Schopenhauer’s pessimism, it should be added, is greatly mitigated by the poetic halo of martyrdom with which he invests the lover’s head. Society and public opinion, he points out, applaud him for instinctively preferring the welfare of the next generation to his own comfort. “For is not the exact determination of the individualities of the next generation a much higher and nobler object than those ecstatic feelings of the lovers, and their super-sensual soap-bubbles?” It is this that invests Love with its poetic character. There is one thing only that justifies tears in a man, and that is the loss of his Love, for in that he bewails not his own loss but the loss of the species.
Apart from the suggestive details of his essay, Schopenhauer’s merit and originality lies, first, in his having pointed out that Love becomes more intense the more it is individualised; secondly, in emphasising the fact that in match-making it is not the happiness of the to-be-married couple that should be chiefly consulted, but the consequences of their union to the offspring; thirdly, in dwelling on the important truth that Love is a cause of Beauty, because its aim always is either to perpetuate existing Beauty through hereditary transmission, or to create new Beauty by fusing two imperfect individuals into a being in whom their short-comings mutually neutralise one another.

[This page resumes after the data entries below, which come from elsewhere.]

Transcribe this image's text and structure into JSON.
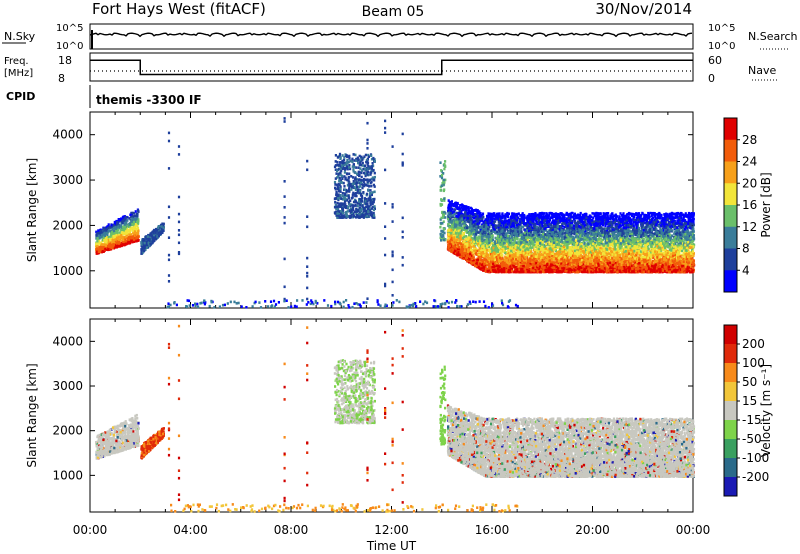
{
  "header": {
    "station": "Fort Hays West (fitACF)",
    "beam": "Beam 05",
    "date": "30/Nov/2014"
  },
  "noise_panel": {
    "left_label": "N.Sky",
    "right_label": "N.Search",
    "left_ticks": [
      "10^5",
      "10^0"
    ],
    "right_ticks": [
      "10^5",
      "10^0"
    ]
  },
  "freq_panel": {
    "left_label_1": "Freq.",
    "left_label_2": "[MHz]",
    "right_label": "Nave",
    "left_ticks": [
      "18",
      "8"
    ],
    "right_ticks": [
      "60",
      "0"
    ],
    "freq_levels": [
      {
        "from": "00:00",
        "to": "02:00",
        "value": 16
      },
      {
        "from": "02:00",
        "to": "14:00",
        "value": 10.5
      },
      {
        "from": "14:00",
        "to": "24:00",
        "value": 16
      }
    ]
  },
  "cpid": {
    "label": "CPID",
    "mode": "themis -3300 IF"
  },
  "power_panel": {
    "ylabel": "Slant Range [km]",
    "yticks": [
      "4000",
      "3000",
      "2000",
      "1000"
    ],
    "colorbar_label": "Power [dB]",
    "colorbar_ticks": [
      "28",
      "24",
      "20",
      "16",
      "12",
      "8",
      "4"
    ],
    "colors": [
      "#0000ff",
      "#1e3f9c",
      "#3a7d9a",
      "#6abf6a",
      "#f2e53a",
      "#f7a01a",
      "#f25c0a",
      "#e00000"
    ]
  },
  "velocity_panel": {
    "ylabel": "Slant Range [km]",
    "yticks": [
      "4000",
      "3000",
      "2000",
      "1000"
    ],
    "colorbar_label": "Velocity [m s⁻¹]",
    "colorbar_ticks": [
      "200",
      "100",
      "50",
      "15",
      "-15",
      "-50",
      "-100",
      "-200"
    ],
    "colors": [
      "#1a1ab4",
      "#2a6a8a",
      "#3aa060",
      "#7ed34a",
      "#c8c8c0",
      "#f2c63a",
      "#f78a1a",
      "#e02a0a",
      "#d00000"
    ]
  },
  "xaxis": {
    "label": "Time UT",
    "ticks": [
      "00:00",
      "04:00",
      "08:00",
      "12:00",
      "16:00",
      "20:00",
      "00:00"
    ]
  },
  "chart_data": {
    "type": "heatmap",
    "x_range_hours": [
      0,
      24
    ],
    "y_range_km": [
      180,
      4500
    ],
    "scatter_regions": [
      {
        "t_start": 0.2,
        "t_end": 1.9,
        "range_low": 1400,
        "range_high": 2400,
        "note_power_db": "12-28"
      },
      {
        "t_start": 2.0,
        "t_end": 2.9,
        "range_low": 1400,
        "range_high": 2100
      },
      {
        "t_start": 9.7,
        "t_end": 11.3,
        "range_low": 2200,
        "range_high": 3600
      },
      {
        "t_start": 13.9,
        "t_end": 14.1,
        "range_low": 1700,
        "range_high": 3500
      },
      {
        "t_start": 14.2,
        "t_end": 24.0,
        "range_low": 900,
        "range_high": 2600,
        "note_power_db": "8-28"
      }
    ]
  }
}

Love, however, is only one source of Personal Beauty. Personal Beauty has four sources; and these must now be considered in succession, in the order which roughly indicates their successive evolution—Health, Crossing, Love, and Mental Refinement.

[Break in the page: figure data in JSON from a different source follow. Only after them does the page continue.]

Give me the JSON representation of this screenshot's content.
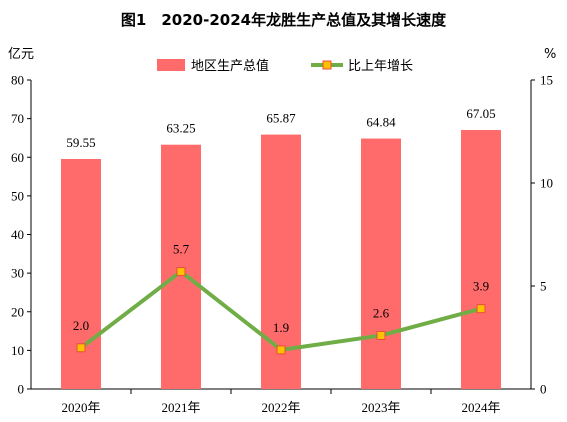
{
  "chart_data": {
    "type": "bar",
    "title": "图1　2020-2024年龙胜生产总值及其增长速度",
    "categories": [
      "2020年",
      "2021年",
      "2022年",
      "2023年",
      "2024年"
    ],
    "left_axis": {
      "unit": "亿元",
      "range": [
        0,
        80
      ],
      "ticks": [
        0,
        10,
        20,
        30,
        40,
        50,
        60,
        70,
        80
      ]
    },
    "right_axis": {
      "unit": "%",
      "range": [
        0,
        15
      ],
      "ticks": [
        0,
        5,
        10,
        15
      ]
    },
    "series": [
      {
        "name": "地区生产总值",
        "type": "bar",
        "axis": "left",
        "values": [
          59.55,
          63.25,
          65.87,
          64.84,
          67.05
        ],
        "labels": [
          "59.55",
          "63.25",
          "65.87",
          "64.84",
          "67.05"
        ]
      },
      {
        "name": "比上年增长",
        "type": "line",
        "axis": "right",
        "values": [
          2.0,
          5.7,
          1.9,
          2.6,
          3.9
        ],
        "labels": [
          "2.0",
          "5.7",
          "1.9",
          "2.6",
          "3.9"
        ]
      }
    ],
    "legend_position": "top-center",
    "grid": false,
    "colors": {
      "bar": "#ff6b6b",
      "line": "#70ad47",
      "marker_fill": "#ffc000",
      "marker_stroke": "#e84c3d"
    }
  }
}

The remainder of this work will be devoted exclusively to the subject of Personal Beauty, as it influences and is influenced by Romantic Love. And here, as in the preceding pages, I shall always cite the ipsissima verba of the greatest specialists who have written on any particular branch of this subject.
FOUR SOURCES OF BEAUTY
I.—HEALTH
Plants, Animals, Savages.—In two of the most exquisite passages, not only in his own works, but in all English literature, Mr. Ruskin has emphasised the dependence of physical beauty in plants on their healthy appearance, and the independence of this beauty on any idea of direct utility to man.

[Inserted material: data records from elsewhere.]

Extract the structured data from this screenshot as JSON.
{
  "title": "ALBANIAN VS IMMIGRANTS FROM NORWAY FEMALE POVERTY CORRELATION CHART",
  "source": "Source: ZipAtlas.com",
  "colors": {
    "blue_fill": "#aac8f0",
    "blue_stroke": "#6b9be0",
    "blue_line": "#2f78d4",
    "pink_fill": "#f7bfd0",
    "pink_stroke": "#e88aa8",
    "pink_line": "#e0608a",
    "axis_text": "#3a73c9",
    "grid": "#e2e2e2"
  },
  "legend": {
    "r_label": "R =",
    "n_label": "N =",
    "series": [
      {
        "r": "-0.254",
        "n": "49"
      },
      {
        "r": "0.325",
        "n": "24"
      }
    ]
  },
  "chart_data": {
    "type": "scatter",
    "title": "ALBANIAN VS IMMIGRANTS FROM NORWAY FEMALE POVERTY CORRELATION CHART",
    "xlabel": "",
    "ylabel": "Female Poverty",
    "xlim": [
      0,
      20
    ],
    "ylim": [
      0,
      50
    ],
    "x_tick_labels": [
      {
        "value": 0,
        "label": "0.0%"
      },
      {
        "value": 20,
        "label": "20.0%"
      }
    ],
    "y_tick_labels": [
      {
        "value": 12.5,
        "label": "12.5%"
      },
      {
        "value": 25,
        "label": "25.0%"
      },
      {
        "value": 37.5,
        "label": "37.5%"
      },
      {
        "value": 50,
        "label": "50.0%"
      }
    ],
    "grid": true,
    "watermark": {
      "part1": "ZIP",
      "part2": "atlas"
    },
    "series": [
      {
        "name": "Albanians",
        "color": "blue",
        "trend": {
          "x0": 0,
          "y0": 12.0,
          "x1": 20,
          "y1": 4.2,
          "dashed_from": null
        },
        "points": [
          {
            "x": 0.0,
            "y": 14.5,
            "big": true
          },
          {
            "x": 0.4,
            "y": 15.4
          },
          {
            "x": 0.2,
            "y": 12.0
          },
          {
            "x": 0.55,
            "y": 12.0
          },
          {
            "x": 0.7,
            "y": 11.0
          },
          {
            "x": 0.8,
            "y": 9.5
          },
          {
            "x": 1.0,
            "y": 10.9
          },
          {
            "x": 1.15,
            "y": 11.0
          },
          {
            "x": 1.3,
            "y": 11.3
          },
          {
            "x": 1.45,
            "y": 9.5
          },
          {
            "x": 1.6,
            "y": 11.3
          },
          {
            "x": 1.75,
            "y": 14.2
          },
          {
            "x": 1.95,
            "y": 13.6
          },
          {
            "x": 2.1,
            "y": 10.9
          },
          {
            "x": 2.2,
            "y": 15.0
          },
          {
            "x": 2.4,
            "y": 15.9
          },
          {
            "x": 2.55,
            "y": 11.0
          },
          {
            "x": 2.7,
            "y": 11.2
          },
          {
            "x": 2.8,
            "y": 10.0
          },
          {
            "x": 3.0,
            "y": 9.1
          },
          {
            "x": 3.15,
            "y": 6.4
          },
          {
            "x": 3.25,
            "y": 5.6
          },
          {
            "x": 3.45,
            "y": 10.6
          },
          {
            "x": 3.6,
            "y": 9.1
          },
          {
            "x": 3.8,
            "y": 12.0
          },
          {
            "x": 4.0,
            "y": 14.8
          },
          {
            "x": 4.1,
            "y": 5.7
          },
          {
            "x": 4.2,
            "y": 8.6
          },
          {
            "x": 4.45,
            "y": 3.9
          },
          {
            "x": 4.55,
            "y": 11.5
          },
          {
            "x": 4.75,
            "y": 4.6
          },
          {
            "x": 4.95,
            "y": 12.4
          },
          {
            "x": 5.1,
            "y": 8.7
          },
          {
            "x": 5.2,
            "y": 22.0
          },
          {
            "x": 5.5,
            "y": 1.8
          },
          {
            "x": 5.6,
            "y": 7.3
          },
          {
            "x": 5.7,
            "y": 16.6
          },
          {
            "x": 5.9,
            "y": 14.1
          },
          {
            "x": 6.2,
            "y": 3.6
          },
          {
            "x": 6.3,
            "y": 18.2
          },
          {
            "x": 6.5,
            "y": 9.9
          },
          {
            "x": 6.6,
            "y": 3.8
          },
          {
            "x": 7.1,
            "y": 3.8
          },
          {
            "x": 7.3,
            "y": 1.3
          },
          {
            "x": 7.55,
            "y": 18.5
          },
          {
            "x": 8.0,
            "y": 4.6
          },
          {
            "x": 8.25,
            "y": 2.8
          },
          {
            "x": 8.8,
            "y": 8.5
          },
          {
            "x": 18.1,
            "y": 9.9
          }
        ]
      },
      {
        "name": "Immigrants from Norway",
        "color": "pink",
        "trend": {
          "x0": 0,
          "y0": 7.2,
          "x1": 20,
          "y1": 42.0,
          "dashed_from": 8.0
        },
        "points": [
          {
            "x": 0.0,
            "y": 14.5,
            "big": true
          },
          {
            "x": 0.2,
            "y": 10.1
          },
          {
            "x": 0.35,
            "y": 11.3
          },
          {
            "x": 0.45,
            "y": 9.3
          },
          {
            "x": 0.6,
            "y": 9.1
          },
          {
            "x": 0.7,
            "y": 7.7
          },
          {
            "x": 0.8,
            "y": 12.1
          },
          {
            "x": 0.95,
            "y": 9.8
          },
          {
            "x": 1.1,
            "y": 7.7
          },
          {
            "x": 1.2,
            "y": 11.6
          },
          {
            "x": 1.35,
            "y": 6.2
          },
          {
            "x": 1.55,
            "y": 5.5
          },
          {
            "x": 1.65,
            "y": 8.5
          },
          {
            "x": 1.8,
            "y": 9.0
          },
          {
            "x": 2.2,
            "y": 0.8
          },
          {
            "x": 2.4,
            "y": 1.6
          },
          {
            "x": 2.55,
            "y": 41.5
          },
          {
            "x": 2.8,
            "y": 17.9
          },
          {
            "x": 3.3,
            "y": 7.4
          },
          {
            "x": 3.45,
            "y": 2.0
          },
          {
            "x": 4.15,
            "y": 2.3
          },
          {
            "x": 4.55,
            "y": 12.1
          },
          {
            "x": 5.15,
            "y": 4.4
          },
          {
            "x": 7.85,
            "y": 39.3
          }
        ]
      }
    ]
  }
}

“It is a matter of easy demonstration,” he says, “that, setting the characters of typical beauty aside, the pleasure afforded by every organic form is in proportion to its appearance of healthy vital energy; as in a rose-bush, setting aside all considerations of gradated flushing of colour and fair folding of line, which it shares with the cloud or the snow-wreath, we find in and through all this certain signs pleasant and acceptable as signs of life and enjoyment in the particular individual plant itself. Every leaf and stalk is seen to have a function, to be constantly exercising that function, and, as it seems, solely for the good and enjoyment of the plant. It is true that reflection will show us that the plant is not living for itself alone, that its life is one of benefaction, that it gives as well as receives, but no sense of this whatever mingles with our perception of physical beauty in its forms. Those forms which appear to be necessary to its health, the symmetry of its leaflets, the smoothness of its stalks, the vivid green of its shoots, are looked upon by us as signs of the plant’s own happiness and perfection; they are useless to us, except as they give us pleasure in our sympathising with that of the plant, and if we see a leaf withered or shrunk or worm-eaten, we say it is ugly, and feel it to be most painful, not because it hurts us, but because it seems to hurt the plant, and conveys to us an idea of pain and disease and failure of life in it.”